The impact of Columbus's fraud may have been felt by Amerigo Vespucci, his friend and correspondent. Ironically Vespucci, unaware of Columbus's fraud, very likely plagiarized Columbus' result for longitude when he constructed his own longitude fraud in 1499.

Those who have studied Columbus will not be surprised that he was capable of deception, for this is not the first such instance recorded or suggested. Columbus certainly has to be questioned about his reliability as an objective observer. Before the invention of accurate clocks, it was nearly impossible for sailors to find longitude. Columbus made two attempts to measure his longitude using eclipses. His results were pretty bad, even by the standards of his day.
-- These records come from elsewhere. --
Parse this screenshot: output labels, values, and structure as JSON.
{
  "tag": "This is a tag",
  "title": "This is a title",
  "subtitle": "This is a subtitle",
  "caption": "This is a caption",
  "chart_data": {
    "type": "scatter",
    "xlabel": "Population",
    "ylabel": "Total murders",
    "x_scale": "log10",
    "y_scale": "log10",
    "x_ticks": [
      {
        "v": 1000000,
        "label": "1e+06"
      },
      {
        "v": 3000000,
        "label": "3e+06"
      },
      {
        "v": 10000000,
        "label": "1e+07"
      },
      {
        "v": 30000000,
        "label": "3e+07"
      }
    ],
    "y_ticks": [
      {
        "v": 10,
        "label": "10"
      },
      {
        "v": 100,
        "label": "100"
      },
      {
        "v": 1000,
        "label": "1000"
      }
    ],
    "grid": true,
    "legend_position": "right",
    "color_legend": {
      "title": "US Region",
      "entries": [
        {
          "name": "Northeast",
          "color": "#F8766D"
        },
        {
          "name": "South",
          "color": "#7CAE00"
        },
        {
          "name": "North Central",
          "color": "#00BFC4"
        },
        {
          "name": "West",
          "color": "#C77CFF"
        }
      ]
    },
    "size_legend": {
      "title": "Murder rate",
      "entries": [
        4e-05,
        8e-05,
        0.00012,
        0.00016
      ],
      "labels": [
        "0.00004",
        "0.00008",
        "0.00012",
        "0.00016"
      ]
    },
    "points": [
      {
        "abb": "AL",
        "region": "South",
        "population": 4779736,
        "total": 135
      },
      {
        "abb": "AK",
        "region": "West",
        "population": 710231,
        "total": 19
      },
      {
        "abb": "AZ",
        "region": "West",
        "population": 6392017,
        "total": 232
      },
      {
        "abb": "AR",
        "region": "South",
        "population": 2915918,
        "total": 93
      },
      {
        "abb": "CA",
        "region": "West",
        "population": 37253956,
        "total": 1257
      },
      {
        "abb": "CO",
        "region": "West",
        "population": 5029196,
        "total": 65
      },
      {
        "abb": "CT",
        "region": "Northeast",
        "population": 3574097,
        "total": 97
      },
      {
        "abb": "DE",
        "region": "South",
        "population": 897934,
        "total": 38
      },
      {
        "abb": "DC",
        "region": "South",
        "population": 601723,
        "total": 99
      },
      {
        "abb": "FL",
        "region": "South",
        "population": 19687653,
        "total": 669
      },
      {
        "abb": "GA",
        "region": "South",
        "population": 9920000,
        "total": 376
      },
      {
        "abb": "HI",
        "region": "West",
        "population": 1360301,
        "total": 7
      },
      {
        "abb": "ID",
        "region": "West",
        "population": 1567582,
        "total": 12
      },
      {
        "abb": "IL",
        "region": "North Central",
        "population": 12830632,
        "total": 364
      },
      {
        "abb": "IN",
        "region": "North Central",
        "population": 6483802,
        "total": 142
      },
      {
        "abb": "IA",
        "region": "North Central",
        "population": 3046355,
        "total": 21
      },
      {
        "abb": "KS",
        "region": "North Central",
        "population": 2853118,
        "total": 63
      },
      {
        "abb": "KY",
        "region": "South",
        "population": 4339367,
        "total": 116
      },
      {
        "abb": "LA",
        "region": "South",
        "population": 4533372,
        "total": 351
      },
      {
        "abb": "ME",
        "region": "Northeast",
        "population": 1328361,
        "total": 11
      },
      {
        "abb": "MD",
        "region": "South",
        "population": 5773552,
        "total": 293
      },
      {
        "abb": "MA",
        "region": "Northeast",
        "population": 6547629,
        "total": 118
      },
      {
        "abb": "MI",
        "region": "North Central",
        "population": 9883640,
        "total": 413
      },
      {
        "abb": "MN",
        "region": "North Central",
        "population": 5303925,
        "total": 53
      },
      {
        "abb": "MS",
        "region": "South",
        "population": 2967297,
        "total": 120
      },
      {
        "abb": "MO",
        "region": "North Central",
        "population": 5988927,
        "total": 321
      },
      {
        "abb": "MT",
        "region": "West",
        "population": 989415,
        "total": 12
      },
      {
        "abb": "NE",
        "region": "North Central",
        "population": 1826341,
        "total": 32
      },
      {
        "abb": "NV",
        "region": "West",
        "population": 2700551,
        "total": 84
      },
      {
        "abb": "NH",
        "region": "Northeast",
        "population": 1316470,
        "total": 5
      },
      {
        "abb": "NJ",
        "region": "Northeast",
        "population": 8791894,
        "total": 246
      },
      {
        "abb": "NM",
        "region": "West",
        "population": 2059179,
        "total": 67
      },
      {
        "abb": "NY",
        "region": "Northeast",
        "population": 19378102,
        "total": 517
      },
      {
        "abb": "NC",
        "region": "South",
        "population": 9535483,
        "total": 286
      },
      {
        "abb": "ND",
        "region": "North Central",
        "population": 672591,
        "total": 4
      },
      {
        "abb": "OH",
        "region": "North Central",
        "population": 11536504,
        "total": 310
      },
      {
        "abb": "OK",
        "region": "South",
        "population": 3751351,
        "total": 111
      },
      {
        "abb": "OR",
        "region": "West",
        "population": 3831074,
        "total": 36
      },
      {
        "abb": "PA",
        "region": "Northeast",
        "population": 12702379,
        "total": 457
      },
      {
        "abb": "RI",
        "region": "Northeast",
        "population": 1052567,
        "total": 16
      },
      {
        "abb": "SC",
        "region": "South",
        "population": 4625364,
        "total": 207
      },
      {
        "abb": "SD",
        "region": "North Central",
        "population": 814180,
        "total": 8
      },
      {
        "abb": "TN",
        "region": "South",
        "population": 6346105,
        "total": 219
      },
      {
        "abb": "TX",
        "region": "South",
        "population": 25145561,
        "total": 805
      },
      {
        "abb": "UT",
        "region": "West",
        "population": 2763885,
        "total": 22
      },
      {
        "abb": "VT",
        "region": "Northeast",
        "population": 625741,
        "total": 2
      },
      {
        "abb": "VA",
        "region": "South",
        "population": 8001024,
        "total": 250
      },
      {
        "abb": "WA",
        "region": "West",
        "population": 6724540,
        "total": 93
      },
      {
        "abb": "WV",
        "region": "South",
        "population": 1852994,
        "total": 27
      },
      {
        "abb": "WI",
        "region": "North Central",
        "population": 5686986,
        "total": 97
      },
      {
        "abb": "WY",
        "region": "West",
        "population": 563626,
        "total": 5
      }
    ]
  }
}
The only practical method for determining longitude in the fifteenth century was a well-known method of timing lunar eclipses. The eclipse timing method is simple: first, you determine the local time that the lunar eclipse starts or ends by direct observation. Then you compare your local time for that event against the local time at some distant place. The difference in the two times is the difference in longitude. For example, if the eclipse starts at 8:00 p.m. where you are (say, in Cuba), and the same eclipse starts at 1:00 a.m. in Cadiz, you find that there is five hours difference between Cuba and Cadiz. This works out to 75 degrees of longitude.

We now know that observers can tell the moment a lunar eclipse starts or ends to within a few minutes. That means that the biggest source of error for Columbus would have been finding the correct local time. But this is also easy: in the tropics, the sun rises at nearly 6:00 a.m. and sets nearly 6:00 p.m. every day. Also, sailors used a device called a nocturnal which was used to determine the time of midnight from the positions of the circumpolar stars.

Using these clues and a sandglass, Columbus should have been able to determine the correct local time of an eclipse to within about ten minutes. However Columbus's eclipse timing longitudes are off by much greater amounts than this. His 1494 longitude had an error of an hour and 20 minutes. Columbus's error in 1504 is even worse from Jamaica, his error was two and a half hours.

The best way to explain the errors is to assume that Columbus didn't really use the lunar eclipses at all. He worked out his longitude by dead reckoning and fiddled the figures for the eclipses to agree with the distance he had sailed, converted to longitude on the basis of what size he thought he world was. He used his dead-reckoning distances, and claimed that they were celestially determined. This was probably done to make his results look respectable.